Highlander: O Guerreiro Imortal

Gregory Widen teve a idéia de criar Highlander enquanto olhava para uma armadura medieval. Ele ainda cursava a faculdade de cinema na Califórnia (UCA) quando fez uma viagem pela Escócia e pela Inglaterra durante suas férias de verão. Ao parar diante de uma armadura num museu, Greg começou a se perguntar o que aconteceria se o guerreiro que tinha usado aquilo ainda estivesse vivo hoje. Foi então que imaginou a história de guerreiros imortais que precisariam lutar uns contra os outros em segredo, vivendo escondidos do resto do mundo. A história evoluiu para um roteiro sombrio que Greg desenvolveu para as aulas de redação cinematográfica, uma das matérias de seu curso, e sua surpresa maior foi descobrir, depois, que existia mesmo uma lenda escocesa a respeito de guerreiros imortais.
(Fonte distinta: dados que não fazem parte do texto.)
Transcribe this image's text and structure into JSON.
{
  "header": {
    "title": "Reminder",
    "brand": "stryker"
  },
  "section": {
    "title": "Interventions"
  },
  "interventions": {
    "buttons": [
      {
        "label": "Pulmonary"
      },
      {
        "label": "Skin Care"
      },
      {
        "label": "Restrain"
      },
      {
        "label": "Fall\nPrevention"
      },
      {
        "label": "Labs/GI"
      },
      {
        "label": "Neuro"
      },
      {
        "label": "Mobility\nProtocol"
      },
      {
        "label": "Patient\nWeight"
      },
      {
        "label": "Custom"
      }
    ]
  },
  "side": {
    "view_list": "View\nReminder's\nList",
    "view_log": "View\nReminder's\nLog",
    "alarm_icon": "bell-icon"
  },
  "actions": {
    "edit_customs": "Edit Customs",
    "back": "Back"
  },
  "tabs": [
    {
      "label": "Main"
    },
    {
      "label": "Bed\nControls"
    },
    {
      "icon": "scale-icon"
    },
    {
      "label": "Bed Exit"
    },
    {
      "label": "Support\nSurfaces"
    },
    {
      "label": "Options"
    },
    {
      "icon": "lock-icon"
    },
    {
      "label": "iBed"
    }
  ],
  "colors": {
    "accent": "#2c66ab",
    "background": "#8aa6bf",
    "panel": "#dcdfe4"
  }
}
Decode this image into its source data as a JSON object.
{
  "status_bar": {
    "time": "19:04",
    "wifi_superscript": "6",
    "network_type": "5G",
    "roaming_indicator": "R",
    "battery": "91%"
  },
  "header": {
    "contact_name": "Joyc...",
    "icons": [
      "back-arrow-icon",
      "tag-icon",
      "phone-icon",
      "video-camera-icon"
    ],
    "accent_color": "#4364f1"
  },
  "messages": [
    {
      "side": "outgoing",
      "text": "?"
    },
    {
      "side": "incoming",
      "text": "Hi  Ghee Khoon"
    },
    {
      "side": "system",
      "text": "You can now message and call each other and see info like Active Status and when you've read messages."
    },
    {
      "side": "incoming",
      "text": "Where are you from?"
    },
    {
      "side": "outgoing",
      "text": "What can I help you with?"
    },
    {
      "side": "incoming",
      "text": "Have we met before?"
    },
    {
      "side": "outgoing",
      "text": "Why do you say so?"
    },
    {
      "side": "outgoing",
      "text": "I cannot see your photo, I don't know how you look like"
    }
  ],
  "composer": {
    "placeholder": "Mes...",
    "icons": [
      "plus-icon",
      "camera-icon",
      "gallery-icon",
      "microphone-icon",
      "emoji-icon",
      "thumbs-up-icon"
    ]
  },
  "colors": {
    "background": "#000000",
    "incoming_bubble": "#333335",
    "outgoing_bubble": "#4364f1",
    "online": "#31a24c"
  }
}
No script original de Gregory Widen, todos os Imortais vinham da Escócia e o filme deveria chamar-se na verdade "Shadow Clan" ("Clã das Sombras" ou "Clã Sombrio"), enquanto o castelo dos MacLeod seria chamado de "Glamis" em homenagem ao trono ancestral da Rainha Mãe.

Ainda segundo o script, o nome de Kurgan seria "The Knight" (O Cavaleiro) e, após sua morte, surgiria um "demônio-serpente" para desafiar Connor para a verdadeira batalha final. Gregory Widen desistiu da idéia por falta de recursos na época, mas o demônio chegou a ser projetado por Nick Maley, designer especialista em criaturas exóticas para cinema.

A empresa britânica "Thorn EMI" forneceu os 16 milhões de dólares para a produção do filme.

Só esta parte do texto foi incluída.